# Howdy!



## suzy_qu3 (Jun 13, 2010)

So my son wanted the praying mantis kit for Christmas. So Santa brought it and we sent away for the ooth (Chinese, of course). This spring we had a horrifying number of little spider-looking creatures inside the butterfly-type habitat. Yikes! We let all of the go except for 3.

Well, I should have vetted the saves a little better. They were all too dumb to eat. I kept them in the little 8oz cup the ooth came in so I could monitor them better. I put fruit flies in there and they were all ignored. I tried feeding with tweezers, but 2 of them were so busy escaping, that they wouldn't take any food. One finally did eat one. The next day one died, then another the day after that. I did get the one tweezer trained and he is still with us growing well. I think what I should have done was try tweezer-feeding each one until I found three that were more willing to be handled. Anyway...

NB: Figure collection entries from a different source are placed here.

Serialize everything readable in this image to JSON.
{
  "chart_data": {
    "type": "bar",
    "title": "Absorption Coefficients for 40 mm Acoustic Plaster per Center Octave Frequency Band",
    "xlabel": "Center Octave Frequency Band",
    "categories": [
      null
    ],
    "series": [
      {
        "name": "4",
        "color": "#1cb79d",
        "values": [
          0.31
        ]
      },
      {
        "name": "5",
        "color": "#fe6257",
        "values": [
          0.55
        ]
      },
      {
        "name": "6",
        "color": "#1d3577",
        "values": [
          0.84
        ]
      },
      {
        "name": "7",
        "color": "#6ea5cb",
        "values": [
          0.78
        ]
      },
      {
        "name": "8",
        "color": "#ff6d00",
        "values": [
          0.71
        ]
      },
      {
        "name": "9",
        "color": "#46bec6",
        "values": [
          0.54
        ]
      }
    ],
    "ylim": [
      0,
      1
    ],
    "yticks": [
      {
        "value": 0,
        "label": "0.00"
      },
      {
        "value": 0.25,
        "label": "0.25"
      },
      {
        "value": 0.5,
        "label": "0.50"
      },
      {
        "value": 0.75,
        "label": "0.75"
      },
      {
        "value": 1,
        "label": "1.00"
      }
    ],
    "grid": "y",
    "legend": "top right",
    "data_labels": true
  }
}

"Doofus" began on fruit flies and molted after 19 days. He then began eating five or six a day. One day he ate one fly and an aphid. That was rather hilarious - he couldn't even lift it at first. It looked like if we were to sit there trying to eat a whole watermelon. Ha! I hurt his left arm a little bit when trying to put him back in his cup. I felt awful! He could still take food from me with the right arm and slowly wrap the left around it to steady it. That was a close one!

He molted after 9 days that time. That was about 10 day ago. Now his arm is fully recovered. Yeah! He stopped eating the fruit flies and would just strike at them. So he eats and aphid everyday. He didn't want one yesterday though, I think he was still stuffed from the last meal. He took it from me then threw across the table.

Yes, I have been feeding him all this time. They were way smaller and more delicate that I had expected, and they were not feeding well at first. And my son, not having any parenting instincts or experience, wasn't able to handle it. He did feed Doofus today on his own.  

I remember seeing wild mantids in the field behind my friends house and thinking they were giants - kinda creepy, but I couldn't take my eyes away. I am very thankful for the opportunity to study this little guy more closely. What I have discovered, is that he responds to the other members of the family with very distinct attitudes. He is very quiet for me and my oldest son (his technical owner), ignores my husband, is annoyed my my three year old daughter and second son (tries to run away), watches my third son like a hawk whenever he walks through the room (weird!), etc. I also love it when his eyes change color at night!

Maybe I'll try another species next time. My husband will be so pleased...

Anyway, didn't mean to bore you all, just introducing myself.


----------



## davestreasurechest (Jun 13, 2010)

welcome to the forum


----------



## PhilinYuma (Jun 13, 2010)

Great introduction! Welcome from Yuma, AZ.


----------



## austin (Jun 14, 2010)

Welcome


----------



## Rick (Jun 14, 2010)

Welcome. Great introduction. Chinese mantids are very fragile when small and many of them die. Your last part there about how the mantis has disctinct attitudes toward different people cracked me up. I always hear about these mantids that do stuff like that but have yet to find one. :lol:


----------



## hibiscusmile (Jun 14, 2010)

haha, me too ! I loved your story, sat here reading it like I had nothing else to do :tt2: welcome


----------



## revmdn (Jun 14, 2010)

Welcome.


----------



## ismart (Jun 14, 2010)

Welcome to the forum!


----------



## Mr.Mantid (Jun 14, 2010)

Howdy!


----------